Inde : première biennale d'art dans le bidonville de Dharavi à Bombay
Qu'il s'agisse de pots peints à la main sur les maladies sexuellement transmissibles ou d'une carte brodée indiquant les lieux connus de violence domestique, la biennale de Dharavi veut sensibiliser sans être moralisatrice, indiquent ses organisateurs. Ils veulent aussi mettre en valeur ce quartier, où habitent 750.000 personnes, souvent présenté comme un lieu de grande misère mais qui est aussi une ruche d'activités économiques.
"Nous constatons que Dharavi est une terreau de richesses, de talent et d'art qui passe inaperçu lorsque l'on montre la misère et les taudis", relève le codirecteur du festival Nayreen Daruwalla. Le prince Charles avait cité en 2010 Dharavi comme un modèle de mode de vie durable, saluant l'importance du recyclage des déchets et "l'ordre et l'harmonie" de la communauté, par contraste avec les lotissements "fragmentés" des pays occidentaux.
Les visites guidées des mini-usines de Dharavi, qui produisent toutes sortes de biens, sont désormais populaires chez les touristes. Des initiatives ont éclos, comme le groupe de hip hip les SlumGods, pour changer la perception négative des étrangers. Mais les habitants peinent toujours à joindre les deux bouts et "le danger existe de basculer à l'opposé et d'idéaliser" leur vie, estime Daruwalla, rappelant la surpopulation qui sévit, l'air vicié et le manque de toilettes.
Une première exposition, il y a 2 ans
L'ONG Society for Nutrition, Education and Health Action a organisé il y a deux ans à Dharavi une exposition baptisée "Dekha Undekha" ("Vu, jamais vu") pour susciter grâce à l'art le débat sur l'hygiène et la santé des mères. De ce succès est né le projet de biennale, plus ambitieux et financé par l'ONG britannique Wellcome Trust qui culmine ce mois-ci avec des expositions et événements en divers endroits du quartier.
La biennale de Dharavi a peu à voir avec les grandes foires artistiques organisées ailleurs dans le monde, souligne David Osrin, codirecteur de l'événement pour qui le choix de cette appellation relève "un peu de la plaisanterie mais aussi un peu d'un choix idéologique". "L'esprit et la structure de notre biennale sont très très différents", a-t-il dit à l'AFP. A Dharavi, l'accent a été mis sur la participation des habitants lors d'ateliers supervisés par des artistes. Parmi les oeuvres, l'"Immunity Wall" dépeint le système immunitaire humain à partir de matériaux recyclés et d'objets du quotidien: des pompons de cheveux roux pour les globules rouges, des éponges pour les lymphocytes B et des bracelets souples pour les anticorps.
Un esprit différent
"C'est assez ambitieux d'essayer de présenter des oeuvres d'art pour parler de santé sans être moralisateur et nous pensons y être parvenus mais il sera intéressant de savoir ce qu'en pensent les visiteurs", dit Osrin.
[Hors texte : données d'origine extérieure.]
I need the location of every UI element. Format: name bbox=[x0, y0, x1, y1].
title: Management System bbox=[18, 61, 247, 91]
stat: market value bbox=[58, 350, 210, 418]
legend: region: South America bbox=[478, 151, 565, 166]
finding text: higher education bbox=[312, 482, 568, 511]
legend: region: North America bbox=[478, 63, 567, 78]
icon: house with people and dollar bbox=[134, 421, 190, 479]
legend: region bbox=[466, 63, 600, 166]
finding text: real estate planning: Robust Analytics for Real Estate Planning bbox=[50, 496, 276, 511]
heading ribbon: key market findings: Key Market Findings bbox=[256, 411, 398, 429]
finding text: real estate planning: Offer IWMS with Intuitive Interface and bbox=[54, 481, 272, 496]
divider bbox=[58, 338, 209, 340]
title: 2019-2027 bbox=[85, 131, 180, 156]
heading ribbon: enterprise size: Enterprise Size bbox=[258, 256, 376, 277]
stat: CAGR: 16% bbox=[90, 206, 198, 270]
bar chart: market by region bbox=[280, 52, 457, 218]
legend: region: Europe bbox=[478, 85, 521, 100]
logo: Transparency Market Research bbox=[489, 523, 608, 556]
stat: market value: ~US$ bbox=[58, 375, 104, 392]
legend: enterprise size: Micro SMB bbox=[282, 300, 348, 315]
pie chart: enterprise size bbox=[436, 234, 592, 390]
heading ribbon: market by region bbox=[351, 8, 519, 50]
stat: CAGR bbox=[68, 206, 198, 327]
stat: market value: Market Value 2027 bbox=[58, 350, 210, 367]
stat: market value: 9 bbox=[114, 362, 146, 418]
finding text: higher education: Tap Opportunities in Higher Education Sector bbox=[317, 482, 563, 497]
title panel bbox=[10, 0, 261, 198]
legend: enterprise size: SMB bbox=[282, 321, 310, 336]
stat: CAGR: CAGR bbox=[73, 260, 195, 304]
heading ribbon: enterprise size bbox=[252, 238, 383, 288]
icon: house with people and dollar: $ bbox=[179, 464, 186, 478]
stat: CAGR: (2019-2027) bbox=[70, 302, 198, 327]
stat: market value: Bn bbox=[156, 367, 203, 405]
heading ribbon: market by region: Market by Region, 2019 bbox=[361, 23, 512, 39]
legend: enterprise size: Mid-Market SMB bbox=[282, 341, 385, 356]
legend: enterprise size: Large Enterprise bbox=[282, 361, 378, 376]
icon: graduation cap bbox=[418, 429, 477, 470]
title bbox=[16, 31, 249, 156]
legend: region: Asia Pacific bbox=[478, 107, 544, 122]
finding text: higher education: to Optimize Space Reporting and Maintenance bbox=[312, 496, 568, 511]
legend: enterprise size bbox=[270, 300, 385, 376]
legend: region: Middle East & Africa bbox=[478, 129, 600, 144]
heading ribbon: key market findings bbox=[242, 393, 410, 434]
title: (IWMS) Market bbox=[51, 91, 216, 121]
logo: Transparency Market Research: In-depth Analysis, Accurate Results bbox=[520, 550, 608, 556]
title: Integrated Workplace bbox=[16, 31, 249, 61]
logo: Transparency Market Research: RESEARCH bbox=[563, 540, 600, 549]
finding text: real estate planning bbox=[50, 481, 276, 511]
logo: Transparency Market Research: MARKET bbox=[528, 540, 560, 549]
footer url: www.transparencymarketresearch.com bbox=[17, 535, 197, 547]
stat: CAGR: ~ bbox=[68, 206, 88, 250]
L'organisation a relevé du défi logistique, que ce soit pour trouver des espaces d'exposition ou du financement. Présenter des oeuvres conformes au mot d'ordre du développement durable et de la santé s'est parfois avéré délicat, souligne la spécialiste des jardins urbains Adrienne Thadani, qui a travaillé sur le recours aux plantes d'intérieur pour améliorer la qualité de l'air dans les logements. "En employant des pots d'argile venant de l'artisanat local pour créer des jardins d'intérieur faciles à reproduire, nous avons utilisé des fours alimentés en chiffons usagés qui polluaient un peu plus l'air", explique-t-elle.
Mais surtout, la biennale a fait du bien au moral des habitants de Dharavi, comme Saraswati Bhandare, étudiante qui a fabriqué des marionnettes géantes pour le spectacle d'inauguration sur le thème de la tuberculose. "Les gens pensent qu'il s'agit d'un bidonville de personnes sans éducation, mais en réalité c'est le foyer de nombreux talents. Nous sommes fiers d'être de Dharavi", dit-elle.